In her intro to biochemistry class at UCLA, Heather Tienson assigns about a dozen honors students each quarter to find a topic—biological membrane, dehydrogenase, voltage gated ion channels, protein aggregation—that needs improving on Wikipedia.
A good article, Tienson tells her students, should be simple enough that someone in high school can understand it, but also well-defined and comprehensive enough that she can get something out of it too.
With the help of online tutorials and on-call experienced entry writers known as Wikipedians, students first learn how to follow the website's (surprisingly) strict protocols. Citations, for instance, are crucial. For the final version of an entry—about two pages long, single-spaced—Tienson requires at least 10 references. To track down the most reliable sources, students usually have to read many more.
Tone is key—just the facts, no arguing a particular hypothesis. Then there's clarity.
"You have to know the jargon well enough to be able to replace it with a more simple, concise explanation," Tienson said.
Since she introduced the assignment last fall, 33 students have expanded articles on Wikipedia. Before publication, each article was peer-reviewed by two classmates.
The assignment has led to unexpected discoveries. Last quarter, one student found that the page for Mary Bernheim, the British biochemist who discovered monoamine oxidase, an enzyme in the human body that prompted new studies on how it might affect disorders such as schizophrenia, was four sentences long.
Tienson plans to encourage students this fall to expand more pages on women in science, whose entries often include little more than "who they married, how many children they had."
At the University of California, San Francisco's School of Medicine, Amin Azzam teaches a Wikipedia course that he sees as a call to action.
"It is part of our social contract with society, as physicians," he said, "to be contributing to Wikipedia and other open-access repositories, because that is where the world reads about health information."
A student, Michael Turken, pitched the idea to Azzam in 2012. Turken's friend had asked him how long someone with HIV could get false negative readings on a test. Wikipedia said two weeks, but Turken checked medical references and realized that was wrong.

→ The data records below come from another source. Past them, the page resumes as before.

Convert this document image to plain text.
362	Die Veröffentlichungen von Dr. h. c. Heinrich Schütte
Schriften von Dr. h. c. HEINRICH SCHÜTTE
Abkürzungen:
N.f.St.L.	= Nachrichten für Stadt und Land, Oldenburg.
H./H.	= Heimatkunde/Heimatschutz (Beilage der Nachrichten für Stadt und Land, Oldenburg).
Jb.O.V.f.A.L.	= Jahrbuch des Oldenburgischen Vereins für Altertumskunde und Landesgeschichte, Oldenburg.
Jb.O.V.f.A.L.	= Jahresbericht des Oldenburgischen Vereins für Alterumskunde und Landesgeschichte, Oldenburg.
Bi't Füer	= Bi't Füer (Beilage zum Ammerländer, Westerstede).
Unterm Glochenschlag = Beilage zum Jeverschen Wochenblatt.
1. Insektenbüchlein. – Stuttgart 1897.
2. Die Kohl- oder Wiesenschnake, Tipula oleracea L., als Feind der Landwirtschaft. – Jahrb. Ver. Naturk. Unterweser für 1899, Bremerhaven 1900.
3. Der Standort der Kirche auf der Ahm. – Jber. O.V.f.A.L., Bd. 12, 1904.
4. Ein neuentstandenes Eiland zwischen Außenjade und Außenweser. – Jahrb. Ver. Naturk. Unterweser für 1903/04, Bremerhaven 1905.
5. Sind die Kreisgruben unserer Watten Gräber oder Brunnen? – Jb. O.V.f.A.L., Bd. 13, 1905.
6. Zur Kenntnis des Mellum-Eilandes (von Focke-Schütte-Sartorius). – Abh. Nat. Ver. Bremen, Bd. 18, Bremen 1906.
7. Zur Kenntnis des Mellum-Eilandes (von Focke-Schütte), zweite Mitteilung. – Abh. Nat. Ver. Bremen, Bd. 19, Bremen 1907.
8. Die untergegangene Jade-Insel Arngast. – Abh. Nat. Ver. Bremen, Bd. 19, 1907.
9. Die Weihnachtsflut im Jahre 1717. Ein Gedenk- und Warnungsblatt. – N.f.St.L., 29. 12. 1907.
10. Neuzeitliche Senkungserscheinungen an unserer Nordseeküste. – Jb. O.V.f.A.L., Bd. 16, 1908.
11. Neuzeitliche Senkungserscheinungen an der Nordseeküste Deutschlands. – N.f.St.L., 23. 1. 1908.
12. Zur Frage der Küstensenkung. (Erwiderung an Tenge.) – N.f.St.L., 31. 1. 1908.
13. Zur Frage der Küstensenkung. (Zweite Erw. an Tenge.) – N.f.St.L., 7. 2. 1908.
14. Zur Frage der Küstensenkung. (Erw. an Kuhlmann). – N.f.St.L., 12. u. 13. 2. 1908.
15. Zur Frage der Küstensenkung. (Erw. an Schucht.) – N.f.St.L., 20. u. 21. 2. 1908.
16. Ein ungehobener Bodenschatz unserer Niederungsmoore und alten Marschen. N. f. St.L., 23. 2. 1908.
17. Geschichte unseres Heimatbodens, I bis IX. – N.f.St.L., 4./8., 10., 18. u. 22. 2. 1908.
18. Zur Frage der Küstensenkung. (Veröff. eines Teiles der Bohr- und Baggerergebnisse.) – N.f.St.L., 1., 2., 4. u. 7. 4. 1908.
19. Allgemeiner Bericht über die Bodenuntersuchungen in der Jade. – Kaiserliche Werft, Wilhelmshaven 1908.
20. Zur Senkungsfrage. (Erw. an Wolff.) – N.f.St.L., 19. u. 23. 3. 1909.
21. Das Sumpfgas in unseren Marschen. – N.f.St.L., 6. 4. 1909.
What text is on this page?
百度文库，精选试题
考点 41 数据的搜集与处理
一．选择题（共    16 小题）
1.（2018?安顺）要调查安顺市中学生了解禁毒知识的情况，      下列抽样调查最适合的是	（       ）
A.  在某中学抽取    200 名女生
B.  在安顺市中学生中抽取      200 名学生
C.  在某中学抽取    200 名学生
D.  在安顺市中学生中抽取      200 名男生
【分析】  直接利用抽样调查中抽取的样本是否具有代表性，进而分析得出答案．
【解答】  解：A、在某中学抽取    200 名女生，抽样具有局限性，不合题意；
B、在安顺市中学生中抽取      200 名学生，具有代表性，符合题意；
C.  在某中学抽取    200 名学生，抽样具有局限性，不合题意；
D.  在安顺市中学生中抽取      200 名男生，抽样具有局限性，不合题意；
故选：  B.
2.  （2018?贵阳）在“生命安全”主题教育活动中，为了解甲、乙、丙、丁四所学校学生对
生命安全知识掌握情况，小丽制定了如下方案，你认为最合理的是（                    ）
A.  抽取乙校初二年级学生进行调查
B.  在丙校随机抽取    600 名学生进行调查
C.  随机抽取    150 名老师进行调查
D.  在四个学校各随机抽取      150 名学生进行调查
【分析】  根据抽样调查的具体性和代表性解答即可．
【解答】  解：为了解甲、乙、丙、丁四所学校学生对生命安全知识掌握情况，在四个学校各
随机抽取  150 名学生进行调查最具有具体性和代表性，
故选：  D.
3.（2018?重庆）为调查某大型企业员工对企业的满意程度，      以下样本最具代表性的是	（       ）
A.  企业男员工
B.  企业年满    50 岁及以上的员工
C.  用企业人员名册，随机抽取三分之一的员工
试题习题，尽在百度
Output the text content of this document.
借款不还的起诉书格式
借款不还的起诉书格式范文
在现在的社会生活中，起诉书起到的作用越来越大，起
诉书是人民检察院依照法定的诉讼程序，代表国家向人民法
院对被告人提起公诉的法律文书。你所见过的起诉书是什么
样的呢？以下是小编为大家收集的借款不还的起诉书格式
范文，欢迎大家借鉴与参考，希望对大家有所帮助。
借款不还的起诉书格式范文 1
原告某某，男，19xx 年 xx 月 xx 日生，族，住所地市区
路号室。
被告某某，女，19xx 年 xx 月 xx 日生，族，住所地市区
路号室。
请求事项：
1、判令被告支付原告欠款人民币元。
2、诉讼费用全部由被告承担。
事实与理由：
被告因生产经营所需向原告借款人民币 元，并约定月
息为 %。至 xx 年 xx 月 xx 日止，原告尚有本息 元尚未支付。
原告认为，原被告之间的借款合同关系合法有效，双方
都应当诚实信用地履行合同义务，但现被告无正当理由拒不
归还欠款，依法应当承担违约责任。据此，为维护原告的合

Since all the accurate information was already in front of him, he edited the page.
Together, Turken and Azzam developed the course as an elective for fourth-year medical students. For an entire month, they work to improve the information available for high-traffic topics such as opioid overdose and vascular dementia.
In March, during his most recent class, Azzam had seven students work together on the article for hepatitis, a massive topic with inconsistent information on Wikipedia.
The class forces his students to think about medical information in a new light. Should they, for example, list the symptoms in alphabetical order or by most common or most serious? Should they include all the symptoms, even the ones that rarely occur, or would that raise undue alarm?
"That wrestling with what to include and how to include it, that is exactly the reason why med students should be doing this work," said Azzam, who co-authored a report recently published in the journal Academic Medicine, titled "Why Medical Schools Should Embrace Wikipedia." "This is how doctors have to talk to patients."